"Auntie," said Susie, who for some moments had been gazing thoughtfully in the fire, "I have been thinking how nice it would be if, when our quilt goes to the home missionary, all the interesting stories you have told us while we were sewing on it could go too. Then the children in the family would think so much more of it—don't you see? I wish there was some way for a great many more boys and girls to hear those stories."

"Why, that's just what Florence Austin was saying this afternoon," said Mollie. "She said she wished all those stories could be printed in a book."

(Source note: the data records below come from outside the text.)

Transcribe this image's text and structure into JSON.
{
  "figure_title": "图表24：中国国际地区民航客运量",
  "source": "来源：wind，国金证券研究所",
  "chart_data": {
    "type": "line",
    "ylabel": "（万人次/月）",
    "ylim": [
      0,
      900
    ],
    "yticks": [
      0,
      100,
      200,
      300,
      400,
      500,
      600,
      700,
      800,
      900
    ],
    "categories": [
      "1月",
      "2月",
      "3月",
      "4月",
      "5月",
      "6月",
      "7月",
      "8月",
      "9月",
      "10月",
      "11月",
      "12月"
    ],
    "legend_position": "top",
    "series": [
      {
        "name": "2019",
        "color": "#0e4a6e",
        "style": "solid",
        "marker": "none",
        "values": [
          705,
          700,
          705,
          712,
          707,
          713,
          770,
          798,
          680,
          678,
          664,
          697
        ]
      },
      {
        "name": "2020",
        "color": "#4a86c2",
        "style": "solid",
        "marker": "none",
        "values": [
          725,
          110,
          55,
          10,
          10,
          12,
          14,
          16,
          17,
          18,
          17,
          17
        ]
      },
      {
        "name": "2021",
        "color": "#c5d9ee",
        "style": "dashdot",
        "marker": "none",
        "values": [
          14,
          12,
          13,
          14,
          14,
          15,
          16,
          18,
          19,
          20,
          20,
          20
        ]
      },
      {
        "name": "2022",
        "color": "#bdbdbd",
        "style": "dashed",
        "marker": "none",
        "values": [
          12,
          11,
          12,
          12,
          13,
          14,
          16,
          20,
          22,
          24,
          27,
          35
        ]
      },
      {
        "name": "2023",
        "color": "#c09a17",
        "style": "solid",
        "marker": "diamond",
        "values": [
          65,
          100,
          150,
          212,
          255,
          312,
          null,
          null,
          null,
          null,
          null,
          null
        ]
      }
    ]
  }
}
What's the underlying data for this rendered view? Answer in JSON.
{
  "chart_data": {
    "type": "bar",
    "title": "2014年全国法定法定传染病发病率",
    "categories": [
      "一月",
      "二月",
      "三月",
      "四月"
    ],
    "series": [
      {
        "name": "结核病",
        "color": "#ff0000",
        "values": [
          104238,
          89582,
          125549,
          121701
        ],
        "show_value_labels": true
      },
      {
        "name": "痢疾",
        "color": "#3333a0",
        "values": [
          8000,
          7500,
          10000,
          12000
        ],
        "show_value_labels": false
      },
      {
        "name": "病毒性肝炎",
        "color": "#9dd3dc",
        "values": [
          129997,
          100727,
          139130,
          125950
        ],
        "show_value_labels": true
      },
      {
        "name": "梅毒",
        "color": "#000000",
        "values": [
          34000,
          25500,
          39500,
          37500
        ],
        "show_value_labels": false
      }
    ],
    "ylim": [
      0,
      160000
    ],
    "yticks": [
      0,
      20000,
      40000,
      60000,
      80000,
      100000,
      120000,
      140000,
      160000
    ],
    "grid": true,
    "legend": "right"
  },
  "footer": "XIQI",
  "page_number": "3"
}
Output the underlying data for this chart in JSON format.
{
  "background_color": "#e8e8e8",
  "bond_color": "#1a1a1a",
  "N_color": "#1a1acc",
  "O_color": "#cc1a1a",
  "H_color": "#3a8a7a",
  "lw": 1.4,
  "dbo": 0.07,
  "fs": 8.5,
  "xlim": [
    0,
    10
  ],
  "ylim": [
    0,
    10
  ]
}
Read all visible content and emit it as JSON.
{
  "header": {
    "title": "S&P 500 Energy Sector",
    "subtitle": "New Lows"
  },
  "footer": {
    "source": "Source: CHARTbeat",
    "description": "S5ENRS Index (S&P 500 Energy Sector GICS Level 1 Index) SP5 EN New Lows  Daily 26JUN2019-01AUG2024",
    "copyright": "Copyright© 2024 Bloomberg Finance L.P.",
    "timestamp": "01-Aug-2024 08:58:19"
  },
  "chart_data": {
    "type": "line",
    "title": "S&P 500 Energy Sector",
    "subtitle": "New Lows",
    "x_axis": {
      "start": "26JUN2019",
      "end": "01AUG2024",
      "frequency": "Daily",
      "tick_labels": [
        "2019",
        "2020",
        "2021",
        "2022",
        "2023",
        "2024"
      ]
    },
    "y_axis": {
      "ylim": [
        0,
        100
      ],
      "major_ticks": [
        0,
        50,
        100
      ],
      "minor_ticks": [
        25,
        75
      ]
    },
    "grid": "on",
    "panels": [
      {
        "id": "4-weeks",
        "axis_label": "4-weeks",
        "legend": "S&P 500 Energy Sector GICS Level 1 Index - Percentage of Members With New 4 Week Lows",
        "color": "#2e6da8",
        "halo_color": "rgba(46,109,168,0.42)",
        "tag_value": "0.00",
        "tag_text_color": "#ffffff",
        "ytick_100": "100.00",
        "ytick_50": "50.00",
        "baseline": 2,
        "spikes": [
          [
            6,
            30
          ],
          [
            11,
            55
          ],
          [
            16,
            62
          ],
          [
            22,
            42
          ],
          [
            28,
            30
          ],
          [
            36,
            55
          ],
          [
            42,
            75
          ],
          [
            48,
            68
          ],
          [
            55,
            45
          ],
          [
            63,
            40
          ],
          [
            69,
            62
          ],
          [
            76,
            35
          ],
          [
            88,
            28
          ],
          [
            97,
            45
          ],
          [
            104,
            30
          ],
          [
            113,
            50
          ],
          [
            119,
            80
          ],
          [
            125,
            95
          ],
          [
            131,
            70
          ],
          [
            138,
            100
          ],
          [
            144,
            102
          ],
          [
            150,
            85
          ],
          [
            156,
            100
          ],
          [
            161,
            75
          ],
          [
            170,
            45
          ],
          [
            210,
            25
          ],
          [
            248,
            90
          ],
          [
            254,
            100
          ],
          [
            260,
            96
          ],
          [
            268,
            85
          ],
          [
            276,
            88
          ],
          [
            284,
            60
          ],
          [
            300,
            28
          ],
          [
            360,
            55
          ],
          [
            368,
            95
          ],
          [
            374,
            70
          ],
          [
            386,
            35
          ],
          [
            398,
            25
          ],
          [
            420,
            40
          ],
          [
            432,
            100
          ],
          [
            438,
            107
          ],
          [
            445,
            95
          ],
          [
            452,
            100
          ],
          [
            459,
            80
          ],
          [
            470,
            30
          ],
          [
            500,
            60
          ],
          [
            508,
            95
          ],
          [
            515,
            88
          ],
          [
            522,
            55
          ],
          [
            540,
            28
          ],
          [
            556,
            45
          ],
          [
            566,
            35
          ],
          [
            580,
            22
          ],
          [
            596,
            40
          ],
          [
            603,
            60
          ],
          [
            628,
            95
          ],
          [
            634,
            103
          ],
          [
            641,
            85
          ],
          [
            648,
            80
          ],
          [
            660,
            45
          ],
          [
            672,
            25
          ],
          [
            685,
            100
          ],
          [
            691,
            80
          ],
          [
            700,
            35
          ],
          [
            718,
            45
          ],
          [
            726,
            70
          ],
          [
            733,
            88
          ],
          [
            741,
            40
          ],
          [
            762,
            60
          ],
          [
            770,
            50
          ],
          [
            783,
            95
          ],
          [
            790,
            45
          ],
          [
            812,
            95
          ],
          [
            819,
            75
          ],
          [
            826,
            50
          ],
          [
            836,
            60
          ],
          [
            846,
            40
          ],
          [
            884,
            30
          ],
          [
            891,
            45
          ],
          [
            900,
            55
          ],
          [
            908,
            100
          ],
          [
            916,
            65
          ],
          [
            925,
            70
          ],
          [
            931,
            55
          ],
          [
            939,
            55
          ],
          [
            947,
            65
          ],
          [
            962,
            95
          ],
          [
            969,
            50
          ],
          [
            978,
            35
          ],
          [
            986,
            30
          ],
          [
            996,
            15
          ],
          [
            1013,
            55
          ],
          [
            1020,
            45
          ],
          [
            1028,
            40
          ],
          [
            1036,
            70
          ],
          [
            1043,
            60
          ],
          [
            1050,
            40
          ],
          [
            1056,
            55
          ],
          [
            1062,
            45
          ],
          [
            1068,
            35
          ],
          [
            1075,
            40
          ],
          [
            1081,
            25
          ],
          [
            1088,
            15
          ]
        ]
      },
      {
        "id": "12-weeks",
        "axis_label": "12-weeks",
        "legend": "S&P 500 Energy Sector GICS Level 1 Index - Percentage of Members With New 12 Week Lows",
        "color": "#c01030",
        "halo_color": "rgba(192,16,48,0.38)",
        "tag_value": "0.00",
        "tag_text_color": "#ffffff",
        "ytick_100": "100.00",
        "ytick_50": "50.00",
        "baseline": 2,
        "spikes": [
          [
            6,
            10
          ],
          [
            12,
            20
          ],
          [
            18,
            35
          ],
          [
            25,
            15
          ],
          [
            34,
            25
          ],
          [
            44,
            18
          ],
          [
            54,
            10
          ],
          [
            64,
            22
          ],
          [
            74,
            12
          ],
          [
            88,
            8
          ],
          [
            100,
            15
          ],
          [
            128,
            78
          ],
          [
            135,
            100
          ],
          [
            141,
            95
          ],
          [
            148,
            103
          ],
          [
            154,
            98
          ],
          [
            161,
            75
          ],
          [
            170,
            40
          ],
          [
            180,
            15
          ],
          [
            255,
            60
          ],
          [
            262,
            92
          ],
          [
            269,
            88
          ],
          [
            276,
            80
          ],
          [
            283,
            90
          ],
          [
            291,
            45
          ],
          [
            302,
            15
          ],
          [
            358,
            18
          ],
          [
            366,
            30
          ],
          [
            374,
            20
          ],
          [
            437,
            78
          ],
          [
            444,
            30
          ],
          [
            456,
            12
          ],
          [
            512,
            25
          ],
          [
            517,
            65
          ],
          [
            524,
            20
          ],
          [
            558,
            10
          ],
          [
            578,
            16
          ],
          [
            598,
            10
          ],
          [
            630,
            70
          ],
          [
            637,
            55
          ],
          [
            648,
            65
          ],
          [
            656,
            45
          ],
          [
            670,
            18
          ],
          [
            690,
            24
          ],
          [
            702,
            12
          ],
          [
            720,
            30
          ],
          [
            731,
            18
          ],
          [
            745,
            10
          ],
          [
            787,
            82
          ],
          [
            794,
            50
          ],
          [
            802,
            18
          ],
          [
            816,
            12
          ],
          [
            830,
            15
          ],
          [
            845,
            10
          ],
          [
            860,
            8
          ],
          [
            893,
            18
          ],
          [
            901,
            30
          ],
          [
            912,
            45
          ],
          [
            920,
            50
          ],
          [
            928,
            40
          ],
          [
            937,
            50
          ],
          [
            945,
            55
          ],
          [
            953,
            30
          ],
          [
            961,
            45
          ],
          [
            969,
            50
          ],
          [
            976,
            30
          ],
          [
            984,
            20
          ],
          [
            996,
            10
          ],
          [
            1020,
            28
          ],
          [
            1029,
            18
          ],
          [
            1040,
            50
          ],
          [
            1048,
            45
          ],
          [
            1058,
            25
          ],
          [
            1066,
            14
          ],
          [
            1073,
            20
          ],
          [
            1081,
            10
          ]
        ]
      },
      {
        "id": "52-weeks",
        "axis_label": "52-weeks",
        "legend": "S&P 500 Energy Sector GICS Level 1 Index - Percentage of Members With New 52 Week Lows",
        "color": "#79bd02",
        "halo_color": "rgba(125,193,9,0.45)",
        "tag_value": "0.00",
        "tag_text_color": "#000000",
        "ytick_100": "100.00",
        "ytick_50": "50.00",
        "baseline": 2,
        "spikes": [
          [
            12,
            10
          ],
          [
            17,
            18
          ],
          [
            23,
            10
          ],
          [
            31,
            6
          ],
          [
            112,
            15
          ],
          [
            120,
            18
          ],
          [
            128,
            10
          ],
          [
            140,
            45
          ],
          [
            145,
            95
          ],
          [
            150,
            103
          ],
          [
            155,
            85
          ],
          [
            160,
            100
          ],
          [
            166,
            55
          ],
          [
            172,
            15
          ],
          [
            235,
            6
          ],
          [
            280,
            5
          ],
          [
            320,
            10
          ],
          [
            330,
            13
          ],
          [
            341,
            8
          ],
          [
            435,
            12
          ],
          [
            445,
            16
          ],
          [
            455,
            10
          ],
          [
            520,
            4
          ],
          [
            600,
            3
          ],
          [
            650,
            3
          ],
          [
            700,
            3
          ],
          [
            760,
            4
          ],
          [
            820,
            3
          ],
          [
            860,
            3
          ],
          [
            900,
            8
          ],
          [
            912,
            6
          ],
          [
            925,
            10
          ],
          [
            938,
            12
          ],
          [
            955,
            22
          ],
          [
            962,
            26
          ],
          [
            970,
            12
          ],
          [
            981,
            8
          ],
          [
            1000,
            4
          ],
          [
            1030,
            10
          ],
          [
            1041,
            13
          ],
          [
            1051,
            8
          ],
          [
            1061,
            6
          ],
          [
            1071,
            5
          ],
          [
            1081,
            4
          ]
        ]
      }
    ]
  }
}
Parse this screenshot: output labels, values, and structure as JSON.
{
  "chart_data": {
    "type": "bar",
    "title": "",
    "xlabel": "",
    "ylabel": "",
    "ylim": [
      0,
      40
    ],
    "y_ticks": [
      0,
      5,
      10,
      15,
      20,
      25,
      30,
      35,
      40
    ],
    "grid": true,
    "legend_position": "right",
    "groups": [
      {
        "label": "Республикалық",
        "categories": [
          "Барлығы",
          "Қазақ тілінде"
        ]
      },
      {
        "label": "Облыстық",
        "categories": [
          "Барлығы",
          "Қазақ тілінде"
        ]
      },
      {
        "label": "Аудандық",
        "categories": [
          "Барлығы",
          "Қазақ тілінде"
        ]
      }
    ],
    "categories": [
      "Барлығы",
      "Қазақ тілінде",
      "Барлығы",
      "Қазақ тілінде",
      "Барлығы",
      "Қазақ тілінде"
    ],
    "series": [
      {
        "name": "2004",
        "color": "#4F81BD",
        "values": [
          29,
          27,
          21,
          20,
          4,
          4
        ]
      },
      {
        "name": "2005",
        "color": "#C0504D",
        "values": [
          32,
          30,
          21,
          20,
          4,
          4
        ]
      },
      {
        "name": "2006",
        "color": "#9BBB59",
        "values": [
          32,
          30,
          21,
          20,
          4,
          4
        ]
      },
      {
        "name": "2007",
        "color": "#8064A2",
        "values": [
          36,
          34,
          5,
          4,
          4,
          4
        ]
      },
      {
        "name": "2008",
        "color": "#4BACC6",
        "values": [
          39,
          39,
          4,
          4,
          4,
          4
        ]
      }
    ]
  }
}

"You hear the suggestion, Ruth," Mrs. Elliot said.

But Ruth smiled and shook her head,

"They are such simple little stories," said she.

"For simple little people to read—'for of such is the kingdom of heaven.' Think, Ruth, if, instead of one Eliza Jones 'making butterflies out of fennel-worms' next summer, and in that way getting at some wonderful facts far more effectively than any book could teach her, there should be a dozen, aria perhaps as many boys resolving, like Roy, to use kindness and patience instead of cruelty and force in their dealings with a dumb beast. But you know all this without my preaching. Ten times one make ten, little sister."

"If I thought my stones would do good," she said.

"Come, I have a proposition to make," said the minister's wife. "You shall write out the stories—you already have some of them in manuscript—and I will fill in with the doings of the Patchwork Quilt Society. Do you agree?"

And that is how this book was written.